The Independent JPEG Group's JPEG software v4
diff --git a/jccolor.c b/jccolor.c
index 6fb1512..0da5e1b 100644
--- a/jccolor.c
+++ b/jccolor.c
@@ -16,16 +16,88 @@
 static JSAMPARRAY pixel_row;	/* Workspace for a pixel row in input format */
 
 
+/**************** RGB -> YCbCr conversion: most common case **************/
+
+/*
+ * YCbCr is defined per CCIR 601-1, except that Cb and Cr are
+ * normalized to the range 0..MAXJSAMPLE rather than -0.5 .. 0.5.

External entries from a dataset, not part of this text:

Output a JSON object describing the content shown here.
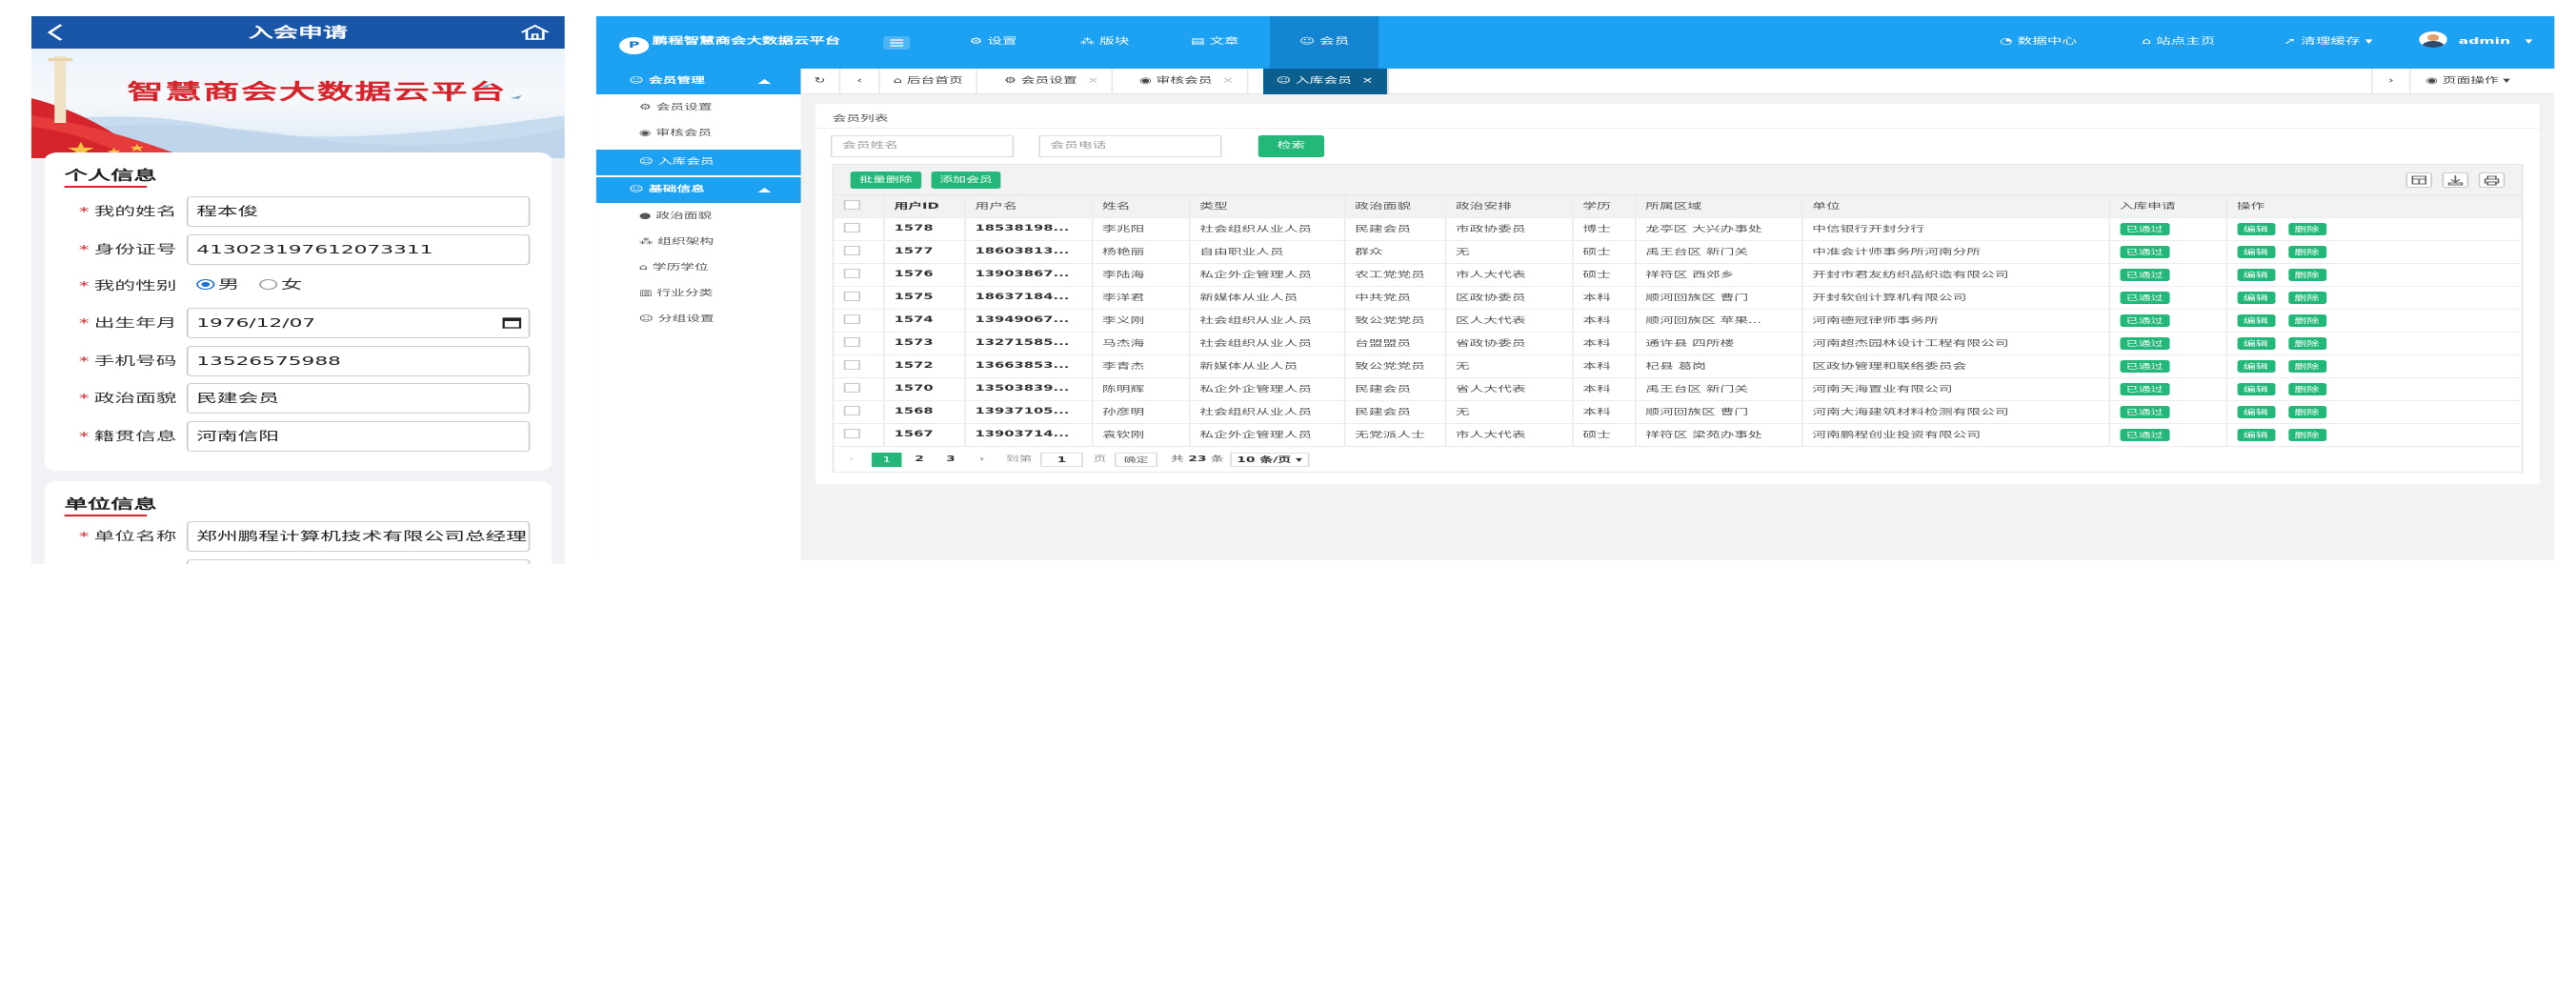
{
  "mobile": {
    "title": "入会申请",
    "banner_text": "智慧商会大数据云平台",
    "personal": {
      "section_title": "个人信息",
      "fields": [
        {
          "label": "我的姓名",
          "value": "程本俊"
        },
        {
          "label": "身份证号",
          "value": "413023197612073311"
        },
        {
          "label": "我的性别",
          "options": [
            "男",
            "女"
          ],
          "selected": "男"
        },
        {
          "label": "出生年月",
          "value": "1976/12/07"
        },
        {
          "label": "手机号码",
          "value": "13526575988"
        },
        {
          "label": "政治面貌",
          "value": "民建会员"
        },
        {
          "label": "籍贯信息",
          "value": "河南信阳"
        }
      ]
    },
    "unit": {
      "section_title": "单位信息",
      "fields": [
        {
          "label": "单位名称",
          "value": "郑州鹏程计算机技术有限公司总经理"
        }
      ]
    }
  },
  "admin": {
    "brand": "鹏程智慧商会大数据云平台",
    "logo_mark": "P",
    "top_nav": [
      {
        "icon": "gear-icon",
        "label": "设置"
      },
      {
        "icon": "blocks-icon",
        "label": "版块"
      },
      {
        "icon": "article-icon",
        "label": "文章"
      },
      {
        "icon": "user-icon",
        "label": "会员"
      }
    ],
    "top_right": [
      {
        "icon": "clock-icon",
        "label": "数据中心"
      },
      {
        "icon": "home-icon",
        "label": "站点主页"
      },
      {
        "icon": "send-icon",
        "label": "清理缓存"
      }
    ],
    "user": "admin",
    "sidebar": {
      "groups": [
        {
          "label": "会员管理",
          "items": [
            "会员设置",
            "审核会员",
            "入库会员"
          ]
        },
        {
          "label": "基础信息",
          "items": [
            "政治面貌",
            "组织架构",
            "学历学位",
            "行业分类",
            "分组设置"
          ]
        }
      ]
    },
    "tabs": [
      "后台首页",
      "会员设置",
      "审核会员",
      "入库会员"
    ],
    "page_ops": "页面操作",
    "panel_title": "会员列表",
    "search": {
      "name_placeholder": "会员姓名",
      "phone_placeholder": "会员电话",
      "button": "检索"
    },
    "actions": {
      "batch_delete": "批量删除",
      "add_member": "添加会员"
    },
    "table": {
      "headers": [
        "用户ID",
        "用户名",
        "姓名",
        "类型",
        "政治面貌",
        "政治安排",
        "学历",
        "所属区域",
        "单位",
        "入库申请",
        "操作"
      ],
      "rows": [
        [
          "1578",
          "18538198...",
          "李兆阳",
          "社会组织从业人员",
          "民建会员",
          "市政协委员",
          "博士",
          "龙亭区 大兴办事处",
          "中信银行开封分行"
        ],
        [
          "1577",
          "18603813...",
          "杨艳丽",
          "自由职业人员",
          "群众",
          "无",
          "硕士",
          "禹王台区 新门关",
          "中准会计师事务所河南分所"
        ],
        [
          "1576",
          "13903867...",
          "李陆海",
          "私企外企管理人员",
          "农工党党员",
          "市人大代表",
          "硕士",
          "祥符区 西郊乡",
          "开封市君友纺织品织造有限公司"
        ],
        [
          "1575",
          "18637184...",
          "李洋君",
          "新媒体从业人员",
          "中共党员",
          "区政协委员",
          "本科",
          "顺河回族区 曹门",
          "开封软创计算机有限公司"
        ],
        [
          "1574",
          "13949067...",
          "李义刚",
          "社会组织从业人员",
          "致公党党员",
          "区人大代表",
          "本科",
          "顺河回族区 苹果...",
          "河南德冠律师事务所"
        ],
        [
          "1573",
          "13271585...",
          "马杰海",
          "社会组织从业人员",
          "台盟盟员",
          "省政协委员",
          "本科",
          "通许县 四所楼",
          "河南超杰园林设计工程有限公司"
        ],
        [
          "1572",
          "13663853...",
          "李青杰",
          "新媒体从业人员",
          "致公党党员",
          "无",
          "本科",
          "杞县 葛岗",
          "区政协管理和联络委员会"
        ],
        [
          "1570",
          "13503839...",
          "陈明辉",
          "私企外企管理人员",
          "民建会员",
          "省人大代表",
          "本科",
          "禹王台区 新门关",
          "河南天海置业有限公司"
        ],
        [
          "1568",
          "13937105...",
          "孙彦明",
          "社会组织从业人员",
          "民建会员",
          "无",
          "本科",
          "顺河回族区 曹门",
          "河南大海建筑材料检测有限公司"
        ],
        [
          "1567",
          "13903714...",
          "袁钦刚",
          "私企外企管理人员",
          "无党派人士",
          "市人大代表",
          "硕士",
          "祥符区 梁苑办事处",
          "河南鹏程创业投资有限公司"
        ]
      ],
      "status_label": "已通过",
      "edit_label": "编辑",
      "delete_label": "删除"
    },
    "pager": {
      "pages": [
        "1",
        "2",
        "3"
      ],
      "goto_prefix": "到第",
      "goto_value": "1",
      "goto_suffix": "页",
      "confirm": "确定",
      "total_prefix": "共",
      "total": "23",
      "total_suffix": "条",
      "page_size": "10 条/页"
    }
  },
  "colors": {
    "mobile_bar": "#1a56a8",
    "accent_red": "#d5242c",
    "top_bar": "#1da1f2",
    "active_tab": "#0b5f8e",
    "green": "#23b87a"
  }
}
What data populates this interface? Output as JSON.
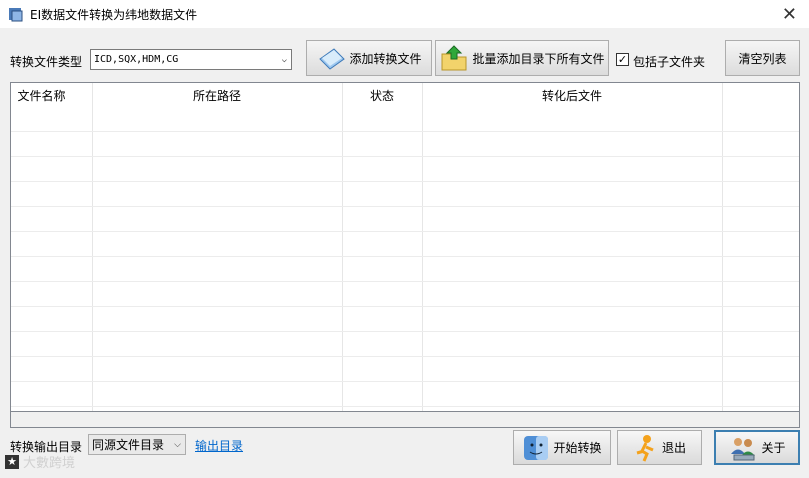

+ * The conversion equations to be implemented are therefore
+ *	Y  =  0.29900 * R + 0.58700 * G + 0.11400 * B
+ *	Cb = -0.16874 * R - 0.33126 * G + 0.50000 * B  + MAXJSAMPLE/2
+ *	Cr =  0.50000 * R - 0.41869 * G - 0.08131 * B  + MAXJSAMPLE/2
+ * (These numbers are derived from TIFF 6.0 section 21, dated 3-June-92.)
+ *
+ * To avoid floating-point arithmetic, we represent the fractional constants
+ * as integers scaled up by 2^16 (about 4 digits precision); we have to divide
+ * the products by 2^16, with appropriate rounding, to get the correct answer.
+ *
+ * For even more speed, we avoid doing any multiplications in the inner loop
+ * by precalculating the constants times R,G,B for all possible values.
+ * For 8-bit JSAMPLEs this is very reasonable (only 256 entries per table);
+ * for 12-bit samples it is still acceptable.  It's not very reasonable for
+ * 16-bit samples, but if you want lossless storage you shouldn't be changing
+ * colorspace anyway.
+ * The MAXJSAMPLE/2 offsets and the rounding fudge-factor of 0.5 are included
+ * in the tables to save adding them separately in the inner loop.
+ */
+
+#ifdef SIXTEEN_BIT_SAMPLES
+#define SCALEBITS	14	/* avoid overflow */
+#else
+#define SCALEBITS	16	/* speedier right-shift on some machines */
+#endif
+#define ONE_HALF	((INT32) 1 << (SCALEBITS-1))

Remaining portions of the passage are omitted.